Top positive review
Wonderful, except for the ending
Reviewed in the United States on June 23, 2019
The film opens with Bonnie, the lucky little girl who inherited Andy's toys, nervously getting ready for orientation at her first day in kindergarten. Woody's (Tom Hanks) not being played with very much anymore, but he clearly sees her apprehension. He decides to stowaway in her backpack to keep an eye on her. Once at school, Bonnie is uneasy in the unfamiliar environment. When she attempts to make a friend and is promptly rebuffed, Woody springs into action. He rifles through a nearby wastepaper basket and quickly fishes out a spork and some crafting supplies. He tosses the items in front of Bonnie while she's distracted, and then dives out of sight and into her backpack. Bonnie suddenly notices the supplies and creates Forky (Tony Hale), complete with mismatched eyes, a red unibrow, blue mouth, pipe cleaner arms and popsicle sticks for feet attached to play-doh or quite possibly discarded gum. Woody is instantly relieved when he sees that Bonnie's mood turns around by the creation of Forky.

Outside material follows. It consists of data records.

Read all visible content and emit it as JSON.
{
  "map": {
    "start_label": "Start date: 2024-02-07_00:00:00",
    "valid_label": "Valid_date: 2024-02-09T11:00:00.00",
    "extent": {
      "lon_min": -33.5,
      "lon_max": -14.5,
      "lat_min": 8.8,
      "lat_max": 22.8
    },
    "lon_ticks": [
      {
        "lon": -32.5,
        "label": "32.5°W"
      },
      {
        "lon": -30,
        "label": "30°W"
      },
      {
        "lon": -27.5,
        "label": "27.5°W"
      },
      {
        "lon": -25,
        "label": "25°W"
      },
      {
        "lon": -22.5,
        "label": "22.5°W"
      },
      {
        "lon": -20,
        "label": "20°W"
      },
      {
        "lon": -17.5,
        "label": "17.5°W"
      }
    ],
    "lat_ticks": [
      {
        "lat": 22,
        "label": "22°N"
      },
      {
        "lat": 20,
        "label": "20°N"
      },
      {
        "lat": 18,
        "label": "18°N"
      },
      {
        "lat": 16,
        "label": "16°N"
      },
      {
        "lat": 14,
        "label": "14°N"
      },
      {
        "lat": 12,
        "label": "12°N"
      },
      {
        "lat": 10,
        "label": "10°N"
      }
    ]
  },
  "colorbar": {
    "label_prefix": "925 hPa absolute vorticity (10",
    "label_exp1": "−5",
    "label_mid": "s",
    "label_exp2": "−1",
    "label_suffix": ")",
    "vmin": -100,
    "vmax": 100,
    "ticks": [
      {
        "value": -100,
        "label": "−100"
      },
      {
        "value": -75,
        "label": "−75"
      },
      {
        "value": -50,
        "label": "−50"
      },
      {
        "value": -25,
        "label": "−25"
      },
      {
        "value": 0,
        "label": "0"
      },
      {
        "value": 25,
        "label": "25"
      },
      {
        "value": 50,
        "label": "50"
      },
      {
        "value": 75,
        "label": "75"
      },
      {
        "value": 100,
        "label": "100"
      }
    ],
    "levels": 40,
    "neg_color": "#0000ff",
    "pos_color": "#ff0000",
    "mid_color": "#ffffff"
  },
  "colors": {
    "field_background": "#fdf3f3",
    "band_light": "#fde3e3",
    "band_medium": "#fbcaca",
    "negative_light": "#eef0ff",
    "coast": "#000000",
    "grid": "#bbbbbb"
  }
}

When her parents inform her that they're going on a road trip, Bonnie decides to bring every single one of the toys along for the ride in their RV. In the meantime, Woody immediately takes Forky under his wing. He spends much of his time trying to keep his new friend from tossing himself into garbage cans. The spork declares himself trash and calmly explains to Woody that the cans make him feel safe and warm. The lovable cowboy tries to extol the importance of being a child's toy and that Forky is a toy, just like the rest of them. When the friends are separated from the rest of the group during the trip, they forge a friendship that neither one expected.
Great performances by Christina Hendricks (Gabby Gabby), Keanu Reeves (Duke Caboom) Keegan-Michael Key and Jordan Peele (Ducky and Bunny), as well as the old familiar friends, Tim Allen (Buzz Lightyear), Joan Cusack (Jessie), Wallace Shawn (Rex), John Ratzenberger (Hamm), and Estelle Harris (Mrs. Potato Head). It's a rich, deep story, one filled with metaphors that will go over a child's head, but as an adult, you'll notice them and understand. Without spoiling anything, my heart literally sank at the ending, completely out of left field, of what has been ingrained in our minds all of these years. Some people will disagree, and some won't. Worth a watch regardless.